Utama

Demo DPRD Kaltim  DPRD Kaltim  Polresta Samarinda  Demonstrasi DRPD Kaltim  LBH di Samarinda 

LBH Samarinda Laporkan Dugaan Pelanggaran Etik dan Penganiayaan oleh Aparat saat Aksi 1 September



SELASAR.CO, Samarinda - Lembaga Bantuan Hukum (LBH) Samarinda resmi melaporkan dugaan pelanggaran kode etik dan tindak pidana penganiayaan yang dilakukan oleh aparat pengamanan Polresta Samarinda dalam aksi demonstrasi pada 1 September 2025 lalu di depan Kantor DPRD Kaltim.

Laporan tersebut dilayangkan menyusul tindakan represif aparat terhadap Muhammad Nur Iman selaku asisten pengacara publik LBH Samarinda, yang menjadi korban kekerasan saat mengikuti aksi di depan Gedung DPRD Kaltim.

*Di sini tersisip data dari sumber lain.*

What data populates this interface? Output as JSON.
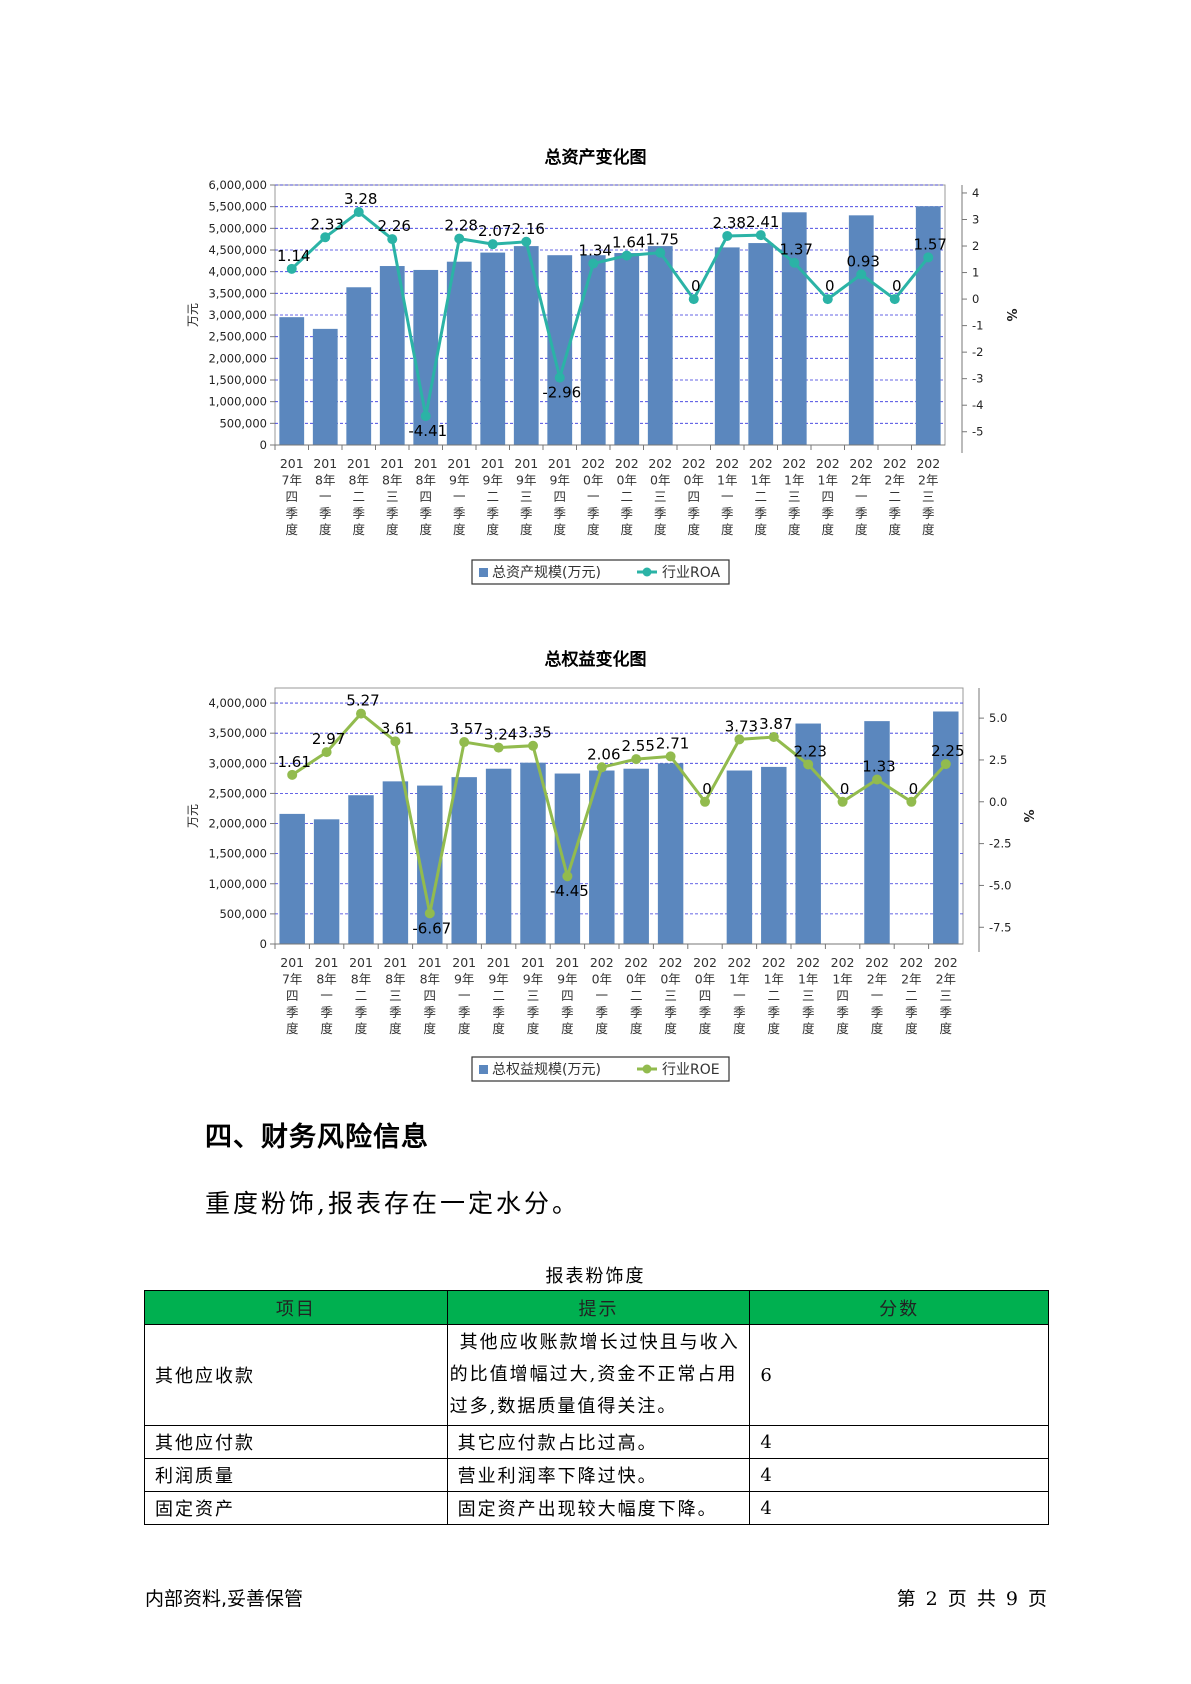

“Laporan ini kami ajukan karena adanya dugaan pelanggaran kode etik serta tindak pidana penganiayaan yang dilakukan oleh aparat terhadap Iman, yang merupakan personel kami,” ujar Ketua LBH Samarinda, Fathul Huda Wiyashadi, usai melaporkan kasus tersebut, Senin (8/9/2025).

Dalam keterangannya, Nur Iman mengaku ditangkap secara paksa oleh aparat ditengah aksi mengalami kekacauan pada 18.10 wita. Ia kemudian diseret ke dalam Gedung DPRD, diinjak, dipukul, dan diinterogasi tanpa pendampingan hukum.

“Saya dituduh sebagai provokator bayaran, bahkan dituduh melempar bom molotov karena jaket hoodie saya dianggap mirip dengan pelaku. Tapi setelah dicek ulang di video, sablon jaket saya berbeda. Tuduhan itu akhirnya gugur,” jelas Iman.

Menurut Iman, kejadian tersebut berlangsung sekitar pukul 18.10 WITA. Ia juga mengungkap bahwa dirinya mengalami luka lecet di bagian wajah serta memar di paha akibat tindakan aparat.

Fathul menambahkan, seusai ditahan, Iman dipaksa membuat pernyataan tertulis dan direkam video untuk "tidak mengulangi perbuatannya", meskipun tidak terbukti melakukan pelanggaran hukum apa pun.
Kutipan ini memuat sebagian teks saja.